The biblical "Rose of Sharon" could be a tulip (Tulipa montana or Tulipa agenensis). Ancient Greek and Roman writers did not mention tulips, although some species are found in the Mediterranean region. They are also absent from Byzantine sources, as there seems to be little relationship between Byzantine and Ottoman gardens. In the Middle East, tulips were cultivated for centuries, with the garden tulip (Tulipa gesneriana) probably evolving from several wild species. Probably crosses from: Tulipa lanata, Tulipa clusiana, Tulipa aitchisonii, Tulipa stellata and Tulipa armena. Tulips are mentioned in writing since the 9th century in ancient Persian literature. The Turks took over the cultivation of tulips from the Persians. From the 13th century the plant is mentioned by poets. Tulips were also depicted in miniatures, on pottery and as dress patterns. From the 16th century they served as a garden plant. The preferred form was lily-shaped with pointed petals. However, during the "tulip period" (Lale devrı), Sultan Ahmed III also imported rounded garden tulips from Holland. In 1725, an illustrated tulip catalog was published. Ahmed III owned famous tulip meadows in the summer pastures (yayla) in Spil Dağı above Manisa. It is unclear whether these were wild tulips or cultivars.

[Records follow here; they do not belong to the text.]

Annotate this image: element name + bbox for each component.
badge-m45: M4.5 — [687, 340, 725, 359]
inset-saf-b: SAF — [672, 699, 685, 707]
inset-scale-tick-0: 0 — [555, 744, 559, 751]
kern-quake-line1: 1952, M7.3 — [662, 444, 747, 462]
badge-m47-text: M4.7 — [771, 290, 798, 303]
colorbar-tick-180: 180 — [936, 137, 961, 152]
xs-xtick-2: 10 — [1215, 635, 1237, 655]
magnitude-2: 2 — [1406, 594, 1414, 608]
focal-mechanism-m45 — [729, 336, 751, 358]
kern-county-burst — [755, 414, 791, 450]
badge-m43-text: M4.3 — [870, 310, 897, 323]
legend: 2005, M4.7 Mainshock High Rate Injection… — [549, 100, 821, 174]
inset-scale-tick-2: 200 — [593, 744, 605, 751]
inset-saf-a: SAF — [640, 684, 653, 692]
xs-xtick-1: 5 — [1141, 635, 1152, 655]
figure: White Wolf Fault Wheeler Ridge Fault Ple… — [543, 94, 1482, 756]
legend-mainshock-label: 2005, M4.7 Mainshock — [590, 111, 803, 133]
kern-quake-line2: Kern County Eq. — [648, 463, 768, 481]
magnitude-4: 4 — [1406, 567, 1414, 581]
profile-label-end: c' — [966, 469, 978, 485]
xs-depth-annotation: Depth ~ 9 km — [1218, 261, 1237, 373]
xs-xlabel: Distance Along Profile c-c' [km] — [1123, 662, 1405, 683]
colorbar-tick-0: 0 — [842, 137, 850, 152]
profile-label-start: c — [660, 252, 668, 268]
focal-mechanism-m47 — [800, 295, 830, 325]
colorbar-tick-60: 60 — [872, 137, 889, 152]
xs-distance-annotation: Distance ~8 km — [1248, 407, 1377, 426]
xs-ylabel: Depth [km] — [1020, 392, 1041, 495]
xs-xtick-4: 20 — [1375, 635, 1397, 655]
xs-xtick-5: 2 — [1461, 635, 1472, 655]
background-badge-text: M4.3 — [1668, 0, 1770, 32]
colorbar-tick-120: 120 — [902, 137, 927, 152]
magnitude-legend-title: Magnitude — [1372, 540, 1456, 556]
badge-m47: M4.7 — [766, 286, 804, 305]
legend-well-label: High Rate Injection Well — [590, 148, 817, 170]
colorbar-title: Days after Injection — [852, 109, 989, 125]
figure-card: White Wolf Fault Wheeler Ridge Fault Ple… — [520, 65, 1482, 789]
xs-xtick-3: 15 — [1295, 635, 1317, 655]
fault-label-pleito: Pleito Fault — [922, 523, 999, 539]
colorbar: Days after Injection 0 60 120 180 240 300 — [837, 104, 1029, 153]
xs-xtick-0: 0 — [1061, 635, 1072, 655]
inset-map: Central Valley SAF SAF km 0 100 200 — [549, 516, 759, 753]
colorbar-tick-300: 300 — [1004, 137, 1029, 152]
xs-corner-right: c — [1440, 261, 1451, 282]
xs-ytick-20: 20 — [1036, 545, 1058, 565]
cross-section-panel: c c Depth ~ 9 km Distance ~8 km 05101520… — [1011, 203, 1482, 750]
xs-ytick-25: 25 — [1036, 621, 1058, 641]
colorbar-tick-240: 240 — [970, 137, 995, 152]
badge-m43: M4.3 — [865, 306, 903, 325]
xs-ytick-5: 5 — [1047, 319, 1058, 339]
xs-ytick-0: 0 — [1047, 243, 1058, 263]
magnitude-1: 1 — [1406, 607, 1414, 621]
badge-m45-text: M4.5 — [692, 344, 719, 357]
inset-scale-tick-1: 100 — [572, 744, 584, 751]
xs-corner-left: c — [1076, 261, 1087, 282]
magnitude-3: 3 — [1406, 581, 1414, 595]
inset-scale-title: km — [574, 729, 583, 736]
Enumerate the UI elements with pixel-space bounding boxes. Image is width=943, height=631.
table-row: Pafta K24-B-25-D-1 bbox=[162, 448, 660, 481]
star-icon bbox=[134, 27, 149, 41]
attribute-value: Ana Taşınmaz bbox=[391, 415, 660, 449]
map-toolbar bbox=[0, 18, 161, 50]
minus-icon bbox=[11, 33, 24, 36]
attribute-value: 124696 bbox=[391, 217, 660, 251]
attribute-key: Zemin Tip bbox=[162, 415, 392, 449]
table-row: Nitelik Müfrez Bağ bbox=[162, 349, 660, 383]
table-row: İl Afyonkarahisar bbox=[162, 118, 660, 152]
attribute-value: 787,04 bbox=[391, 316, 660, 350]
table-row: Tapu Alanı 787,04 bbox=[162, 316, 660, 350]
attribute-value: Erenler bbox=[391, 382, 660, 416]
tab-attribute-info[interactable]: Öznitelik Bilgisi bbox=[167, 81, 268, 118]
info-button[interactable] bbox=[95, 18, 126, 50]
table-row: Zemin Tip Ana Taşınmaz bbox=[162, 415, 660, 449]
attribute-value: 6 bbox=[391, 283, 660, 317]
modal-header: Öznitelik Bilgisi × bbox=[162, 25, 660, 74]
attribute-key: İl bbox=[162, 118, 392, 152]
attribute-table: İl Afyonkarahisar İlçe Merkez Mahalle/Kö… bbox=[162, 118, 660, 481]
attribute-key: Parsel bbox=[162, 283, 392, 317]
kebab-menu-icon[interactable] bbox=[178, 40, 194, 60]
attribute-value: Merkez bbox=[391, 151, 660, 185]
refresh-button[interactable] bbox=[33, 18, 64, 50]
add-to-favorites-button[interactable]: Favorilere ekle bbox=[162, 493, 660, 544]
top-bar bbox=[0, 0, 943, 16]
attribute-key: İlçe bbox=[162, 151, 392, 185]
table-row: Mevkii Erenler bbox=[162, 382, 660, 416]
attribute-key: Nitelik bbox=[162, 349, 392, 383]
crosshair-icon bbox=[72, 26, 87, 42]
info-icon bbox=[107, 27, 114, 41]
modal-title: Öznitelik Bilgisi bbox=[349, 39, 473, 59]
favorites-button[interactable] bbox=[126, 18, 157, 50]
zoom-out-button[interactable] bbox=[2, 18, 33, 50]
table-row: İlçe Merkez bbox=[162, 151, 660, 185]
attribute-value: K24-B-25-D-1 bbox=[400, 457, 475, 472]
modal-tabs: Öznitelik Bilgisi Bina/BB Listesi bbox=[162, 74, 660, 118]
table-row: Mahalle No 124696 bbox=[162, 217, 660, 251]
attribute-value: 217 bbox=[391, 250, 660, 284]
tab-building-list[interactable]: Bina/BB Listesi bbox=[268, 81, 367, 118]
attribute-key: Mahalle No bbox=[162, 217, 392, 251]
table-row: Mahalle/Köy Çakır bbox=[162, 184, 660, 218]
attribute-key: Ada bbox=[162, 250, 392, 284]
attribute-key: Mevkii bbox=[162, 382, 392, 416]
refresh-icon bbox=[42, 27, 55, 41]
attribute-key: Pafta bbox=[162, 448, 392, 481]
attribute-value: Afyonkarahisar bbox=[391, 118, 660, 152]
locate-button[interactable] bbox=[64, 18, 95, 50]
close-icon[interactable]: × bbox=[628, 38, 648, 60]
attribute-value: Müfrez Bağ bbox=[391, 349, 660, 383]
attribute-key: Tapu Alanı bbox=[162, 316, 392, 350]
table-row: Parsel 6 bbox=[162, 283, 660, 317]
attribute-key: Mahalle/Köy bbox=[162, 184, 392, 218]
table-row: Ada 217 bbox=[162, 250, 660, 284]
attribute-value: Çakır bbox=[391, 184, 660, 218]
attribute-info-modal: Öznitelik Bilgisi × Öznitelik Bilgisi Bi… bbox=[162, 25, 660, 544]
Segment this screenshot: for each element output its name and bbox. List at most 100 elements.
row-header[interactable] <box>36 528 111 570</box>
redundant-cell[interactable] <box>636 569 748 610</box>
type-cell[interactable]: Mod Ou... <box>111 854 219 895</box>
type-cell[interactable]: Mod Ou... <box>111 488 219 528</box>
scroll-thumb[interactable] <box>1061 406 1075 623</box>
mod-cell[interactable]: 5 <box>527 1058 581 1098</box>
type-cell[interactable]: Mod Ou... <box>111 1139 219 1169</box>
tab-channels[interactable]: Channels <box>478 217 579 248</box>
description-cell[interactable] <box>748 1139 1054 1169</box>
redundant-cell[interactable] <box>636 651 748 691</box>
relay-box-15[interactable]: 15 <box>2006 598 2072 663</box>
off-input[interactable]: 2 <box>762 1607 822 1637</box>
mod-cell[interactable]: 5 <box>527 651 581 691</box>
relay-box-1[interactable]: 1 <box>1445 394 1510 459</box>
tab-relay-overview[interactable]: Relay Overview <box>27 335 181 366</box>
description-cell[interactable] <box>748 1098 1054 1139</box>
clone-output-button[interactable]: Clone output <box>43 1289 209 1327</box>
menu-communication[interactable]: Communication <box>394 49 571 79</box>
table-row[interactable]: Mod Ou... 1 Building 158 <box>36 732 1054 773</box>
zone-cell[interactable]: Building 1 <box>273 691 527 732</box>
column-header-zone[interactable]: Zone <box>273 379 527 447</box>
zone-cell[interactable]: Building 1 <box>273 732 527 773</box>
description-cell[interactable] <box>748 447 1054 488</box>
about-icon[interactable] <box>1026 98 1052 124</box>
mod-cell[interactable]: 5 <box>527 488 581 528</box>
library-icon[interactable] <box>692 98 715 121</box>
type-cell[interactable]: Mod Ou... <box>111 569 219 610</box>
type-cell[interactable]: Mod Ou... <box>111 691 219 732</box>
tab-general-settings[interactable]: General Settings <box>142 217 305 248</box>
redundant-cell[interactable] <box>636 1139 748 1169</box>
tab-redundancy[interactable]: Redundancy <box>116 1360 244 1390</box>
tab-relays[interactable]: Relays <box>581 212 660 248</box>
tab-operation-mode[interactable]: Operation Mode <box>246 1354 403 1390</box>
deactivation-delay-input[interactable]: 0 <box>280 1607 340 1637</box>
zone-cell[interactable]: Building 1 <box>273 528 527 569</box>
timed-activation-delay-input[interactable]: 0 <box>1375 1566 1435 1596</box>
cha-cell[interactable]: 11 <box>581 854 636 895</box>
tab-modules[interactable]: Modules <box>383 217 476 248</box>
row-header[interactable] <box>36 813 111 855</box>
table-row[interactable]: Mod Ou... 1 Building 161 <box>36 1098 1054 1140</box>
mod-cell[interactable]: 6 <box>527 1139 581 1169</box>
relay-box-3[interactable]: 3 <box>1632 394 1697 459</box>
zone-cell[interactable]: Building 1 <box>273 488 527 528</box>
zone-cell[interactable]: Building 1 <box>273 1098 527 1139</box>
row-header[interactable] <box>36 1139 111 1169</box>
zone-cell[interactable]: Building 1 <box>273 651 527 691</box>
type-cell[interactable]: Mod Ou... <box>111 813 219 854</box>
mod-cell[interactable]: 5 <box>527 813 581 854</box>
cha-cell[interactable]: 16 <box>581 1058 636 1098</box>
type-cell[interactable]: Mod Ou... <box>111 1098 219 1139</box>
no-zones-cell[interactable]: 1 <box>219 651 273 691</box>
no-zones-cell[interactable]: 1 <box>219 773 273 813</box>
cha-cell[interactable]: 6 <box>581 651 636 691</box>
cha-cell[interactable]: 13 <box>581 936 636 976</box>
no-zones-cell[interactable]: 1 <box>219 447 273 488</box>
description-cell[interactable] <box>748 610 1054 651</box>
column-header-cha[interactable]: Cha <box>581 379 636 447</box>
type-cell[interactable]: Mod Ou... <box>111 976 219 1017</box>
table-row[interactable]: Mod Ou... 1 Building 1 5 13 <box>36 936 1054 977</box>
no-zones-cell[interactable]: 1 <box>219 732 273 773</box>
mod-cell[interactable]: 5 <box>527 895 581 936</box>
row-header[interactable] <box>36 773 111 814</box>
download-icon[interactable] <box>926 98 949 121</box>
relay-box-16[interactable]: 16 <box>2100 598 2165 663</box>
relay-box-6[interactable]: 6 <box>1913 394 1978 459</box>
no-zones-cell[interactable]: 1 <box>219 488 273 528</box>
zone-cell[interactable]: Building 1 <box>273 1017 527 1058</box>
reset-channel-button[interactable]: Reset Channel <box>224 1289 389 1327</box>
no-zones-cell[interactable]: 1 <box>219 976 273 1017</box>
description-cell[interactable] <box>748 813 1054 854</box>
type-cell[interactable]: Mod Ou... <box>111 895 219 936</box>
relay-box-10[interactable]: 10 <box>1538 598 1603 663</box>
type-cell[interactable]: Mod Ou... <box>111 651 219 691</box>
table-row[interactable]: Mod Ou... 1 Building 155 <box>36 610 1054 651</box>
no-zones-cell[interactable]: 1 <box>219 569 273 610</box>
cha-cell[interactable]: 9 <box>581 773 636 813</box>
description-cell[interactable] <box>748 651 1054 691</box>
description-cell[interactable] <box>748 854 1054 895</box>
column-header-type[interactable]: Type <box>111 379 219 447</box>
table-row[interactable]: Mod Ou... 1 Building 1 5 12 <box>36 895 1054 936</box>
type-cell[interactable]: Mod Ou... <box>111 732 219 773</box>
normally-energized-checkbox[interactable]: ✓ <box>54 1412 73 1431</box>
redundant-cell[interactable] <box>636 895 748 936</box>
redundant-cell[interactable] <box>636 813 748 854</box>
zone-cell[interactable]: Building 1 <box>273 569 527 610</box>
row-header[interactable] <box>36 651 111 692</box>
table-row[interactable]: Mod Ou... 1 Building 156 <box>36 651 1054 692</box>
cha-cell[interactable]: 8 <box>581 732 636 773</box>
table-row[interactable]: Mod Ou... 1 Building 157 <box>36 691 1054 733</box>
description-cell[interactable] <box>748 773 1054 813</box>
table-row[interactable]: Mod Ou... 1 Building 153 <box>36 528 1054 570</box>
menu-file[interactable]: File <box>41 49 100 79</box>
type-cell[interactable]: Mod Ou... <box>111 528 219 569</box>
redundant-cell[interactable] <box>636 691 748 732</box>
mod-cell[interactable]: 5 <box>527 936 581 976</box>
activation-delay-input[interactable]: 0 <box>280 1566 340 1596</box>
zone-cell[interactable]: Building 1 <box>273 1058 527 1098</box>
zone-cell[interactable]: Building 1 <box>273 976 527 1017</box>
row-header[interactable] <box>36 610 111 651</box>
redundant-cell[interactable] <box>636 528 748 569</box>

From Turkey, the garden tulip came to Central and Western Europe around the middle of the 16th century. In Italy, tulipa is documented for 1549. The first description comes from the imperial ambassador to the court of Suleyman I, Ghislain de Busbecq, who described tulips in his Turkish Letters in 1554. The name he gave, tulipan (Turkish tülband 'turban band'), is probably due to a linguistic misunderstanding (naming the form, not the plant) or to a Turkish folk name for the plants. In written language, the tulips were called lalé in Turkish as in Persian. Busbecq probably sent among the documented seeds and bulbs also those of tulips to Vienna, documented is an illustration of the tulip under the name Narcissus by Pietro Andrea Mattioli in 1565. Conrad Gessner illustrated in 1561 a tulip, which he had seen in 1559 in the garden of the councillor Heinrich Herwart in Augsburg.[18] It may have been Tulipa armena or a cultivated form of this species. Gessner's description served as the basis for Carl von Linné's description of Tulipa gesneriana in 1753. The first more detailed works on tulips were written by Carolus Clusius, through whose active exchange activities tulips reached large parts of Europe. Towards the end of the 16th century, Holland became a center of bulbous plant breeding, especially tulips. A large number of varieties were created, including those with double flowers or with colorful flamed flowers, which was caused by a viral disease. Tulips became an object of speculation in upscale circles of Western Europe, the so-called tulip mania was born, until after a stock market crash in 1637 the commercial value of tulips returned to normal. In the decades following the Tulip Mania, the tulip evolved from a flower of the aristocracy and moneyed bourgeoisie to a widespread ornamental plant.
In the well-known hymn by Paul Gerhardt Gehaus, mein Herz, und suche Freud it says in the 2nd verse:
Narcissus and the Tulipan
They dress much more beautifully,
Than Solomon's silk
Here closes for me the circle to Jacob Boehme, with which I deal intensively for some time and try to implement his philosophy and thoughts in my visual language.